We must stand together
As a nation, as citizens we need to understand [the impact of abuse] from the inside — what makes it real — the devastation that these offenders wreak on people. We need that voice. Our priority has to be about prevention and about what the Church is doing now. There has been a deafening silence with regards the rampant abuses in church. The touch not the anointed mantra has been thrown about and, in most cases, it seems those in the clergy know what’s going on and they protect each other.
Government has now clearly shown the citizens that it will not touch church leaders and as such the citizens are left exposed and it thus, becomes incumbent upon us as citizens to get to grips with the nuances and structure of these Churches and find a way to free ourselves and stop these abusers and bring them to book. That is quite a task.
It is because of these unique and vast complexity that some people would be undecided whether the Church should be answerable to an independent national safeguarding body, which many survivors and campaigners would call for.
Devastation of abuse
I have seen the absolute devastation that abuse by church leaders has wrought on some families. Devastation does not cover it. I do not claim to have the same kind of experience or insight as someone who has suffered that themselves, but I do know what that has been like for them in terms of getting the Church and society to pay attention. As a result, some people lose their faith.
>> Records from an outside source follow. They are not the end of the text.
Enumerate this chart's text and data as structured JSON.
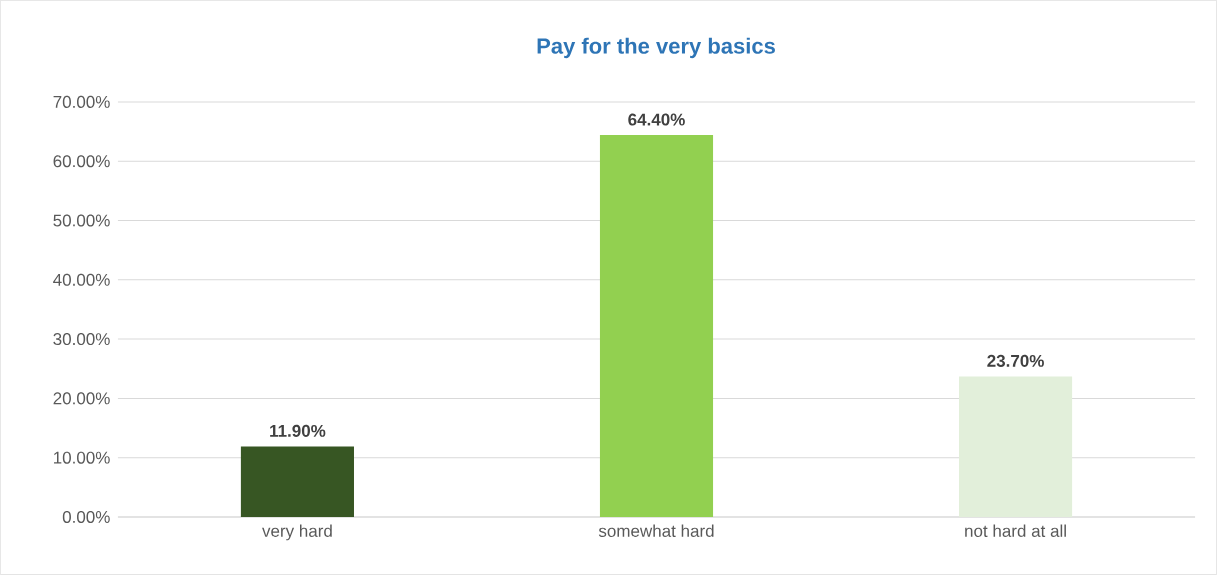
{
  "chart_data": {
    "type": "bar",
    "title": "Pay for the very basics",
    "categories": [
      "very hard",
      "somewhat hard",
      "not hard at all"
    ],
    "values": [
      11.9,
      64.4,
      23.7
    ],
    "colors": [
      "#375623",
      "#92d050",
      "#e2efda"
    ],
    "value_labels": [
      "11.90%",
      "64.40%",
      "23.70%"
    ],
    "ylim": [
      0,
      70
    ],
    "yticks": [
      {
        "value": 0,
        "label": "0.00%"
      },
      {
        "value": 10,
        "label": "10.00%"
      },
      {
        "value": 20,
        "label": "20.00%"
      },
      {
        "value": 30,
        "label": "30.00%"
      },
      {
        "value": 40,
        "label": "40.00%"
      },
      {
        "value": 50,
        "label": "50.00%"
      },
      {
        "value": 60,
        "label": "60.00%"
      },
      {
        "value": 70,
        "label": "70.00%"
      }
    ],
    "grid": "y"
  }
}
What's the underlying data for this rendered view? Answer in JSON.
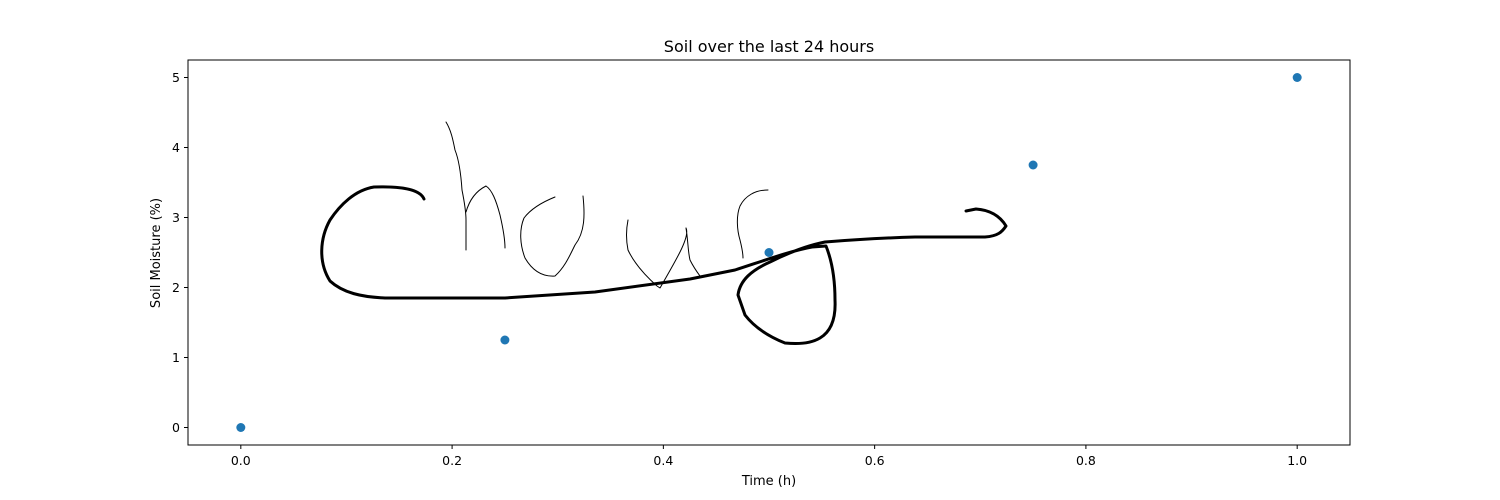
{
  "chart_data": {
    "type": "scatter",
    "title": "Soil over the last 24 hours",
    "xlabel": "Time (h)",
    "ylabel": "Soil Moisture (%)",
    "x": [
      0.0,
      0.25,
      0.5,
      0.75,
      1.0
    ],
    "y": [
      0.0,
      1.25,
      2.5,
      3.75,
      5.0
    ],
    "xlim": [
      -0.05,
      1.05
    ],
    "ylim": [
      -0.25,
      5.25
    ],
    "xticks": [
      0.0,
      0.2,
      0.4,
      0.6,
      0.8,
      1.0
    ],
    "xtick_labels": [
      "0.0",
      "0.2",
      "0.4",
      "0.6",
      "0.8",
      "1.0"
    ],
    "yticks": [
      0,
      1,
      2,
      3,
      4,
      5
    ],
    "ytick_labels": [
      "0",
      "1",
      "2",
      "3",
      "4",
      "5"
    ],
    "grid": false,
    "marker_color": "#1f77b4",
    "annotation": "Chong"
  }
}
You go to church with your vulnerabilities. Like every other form of abuse, [clerical abuse] is an abuse of power, but it is also an abuse of faith.
The Church structures need to change: The Clergy Discipline Measure, for example, is not fit for purpose. Safeguarding issues require a particular response — I would doubt that the current government has the capability nor the capacity to hold some of the abusive church leaders to account. The level of corruption in government and the politics at play give these wealthy and popular church leaders free licence.
See no evil
Many church leaders cover up for these abusive leaders. Nothing is reported to relevant authorities. It was always my expectation and understanding when I worked as a lecturer in a college that I was required to report any form of abuse disclosed to me; that is mandatory reporting. The view in the Church in Zimbabwe in particular is not the same. Do I think it should be put in law that it is a criminal offence not to report abuse? It is problematic. . .
How do you define a suspicion? My worry is that would be a disincentive to people raising low-level concerns that might lead to something else being looked at.
It comes back to creating a culture, supported by safeguarding training, in which people feel confident and comfortable reporting concerns. This can build a picture or pattern of abuse.
We all want to feel safe
I am pretty confident that as citizens we want everybody in the Church to think: ‘We have to do this, not because people think I am an abuser or everybody is likely to be an abuser, but because abusers will target vulnerable people in our Church’ — and, if we are to live out our values, belief, and faith then we absolutely have to have our policies, procedures, and training in place that makes that less likely.
For far too long we have folded our arms and watched silently as abusers rampage the church. We have seen the government letting these abusers go on unchecked because they wield financial and popular power. As citizens we must work out a way to put an end to this.